FACE DOWN BEFORE THE REBEL HOOVES

by Kathy Lynn Emerson

Pub Date: Aug. 20th, 2001
ISBN: 0-312-28036-X
Publisher: Minotaur

In Augsburg, Lord Walter Pendennis watches horrified as a runaway cart tramples his wife, then listens with even greater horror when she makes a deathbed confession of treason. Lady Pendennis had been about to act as a courier for seditious English Catholics. Conceiving a plan worthy of his Italian contemporary Machiavelli, Walter, an Elizabethan spy, approaches his friend Lady Susanna Appleton (Face Down Under the Wych Elm, 2000, etc.)—coincidentally in Hamburg with her lover, merchant Nick Baldwin—and asks her to impersonate his wife in order to infiltrate the circle of traitors awaiting Lady Pendennis in England. Despite Baldwin’s objections, Susanna delivers a coded message to the Earl of Northumberland and joins his household. Meanwhile, Baldwin, discovering that Lady Pendennis’s death was not what it seemed, returns to England to rescue Susanna, who is dodging poisoned turnip soup, sabotaged saddles, sharpened arrows, and an inquisitive cousin of Lady Pendennis. Walter interferes when Baldwin summons Susanna’s household to help him as Northumberland and Westmoreland—and their rebellious wives—attempt a misguided military coup.
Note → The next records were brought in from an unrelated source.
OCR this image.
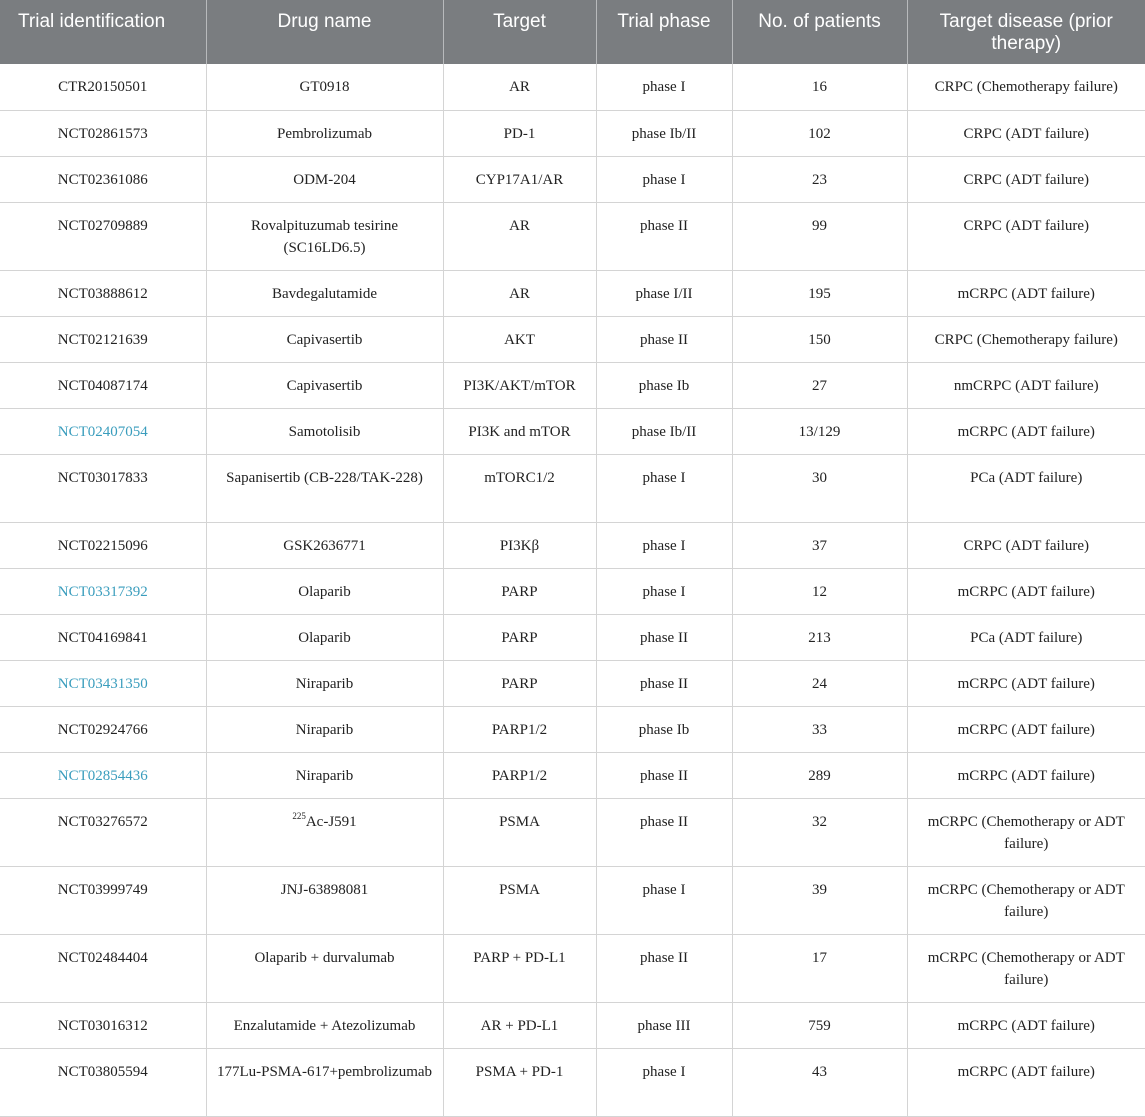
Trial identification	Drug name	Target	Trial phase	No. of patients	Target disease (prior therapy)
CTR20150501	GT0918	AR	phase I	16	CRPC (Chemotherapy failure)
NCT02861573	Pembrolizumab	PD-1	phase Ib/II	102	CRPC (ADT failure)
NCT02361086	ODM-204	CYP17A1/AR	phase I	23	CRPC (ADT failure)
NCT02709889	Rovalpituzumab tesirine (SC16LD6.5)	AR	phase II	99	CRPC (ADT failure)
NCT03888612	Bavdegalutamide	AR	phase I/II	195	mCRPC (ADT failure)
NCT02121639	Capivasertib	AKT	phase II	150	CRPC (Chemotherapy failure)
NCT04087174	Capivasertib	PI3K/AKT/mTOR	phase Ib	27	nmCRPC (ADT failure)
NCT02407054	Samotolisib	PI3K and mTOR	phase Ib/II	13/129	mCRPC (ADT failure)
NCT03017833	Sapanisertib (CB-228/TAK-228)	mTORC1/2	phase I	30	PCa (ADT failure)
NCT02215096	GSK2636771	PI3Kβ	phase I	37	CRPC (ADT failure)
NCT03317392	Olaparib	PARP	phase I	12	mCRPC (ADT failure)
NCT04169841	Olaparib	PARP	phase II	213	PCa (ADT failure)
NCT03431350	Niraparib	PARP	phase II	24	mCRPC (ADT failure)
NCT02924766	Niraparib	PARP1/2	phase Ib	33	mCRPC (ADT failure)
NCT02854436	Niraparib	PARP1/2	phase II	289	mCRPC (ADT failure)
NCT03276572	$^{225}$Ac-J591	PSMA	phase II	32	mCRPC (Chemotherapy or ADT failure)
NCT03999749	JNJ-63898081	PSMA	phase I	39	mCRPC (Chemotherapy or ADT failure)
NCT02484404	Olaparib + durvalumab	PARP + PD-L1	phase II	17	mCRPC (Chemotherapy or ADT failure)
NCT03016312	Enzalutamide + Atezolizumab	AR + PD-L1	phase III	759	mCRPC (ADT failure)
NCT03805594	177Lu-PSMA-617+pembrolizumab	PSMA + PD-1	phase I	43	mCRPC (ADT failure)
But the rebellion disintegrates, evidently without even requiring Pendennis’s machinations, which have simply left Susanna even more vulnerable.

Elizabeth I’s early reign, constantly on the verge of civil and world war, provides as many tangled loyalties and violent maneuverings as the Cold War, and Emerson brings a refreshing distaff perspective to the spy thriller. But Susanna could use some of James Bond’s derring-do: 007 would never have waited for all his friends from previous novels to come rescue him.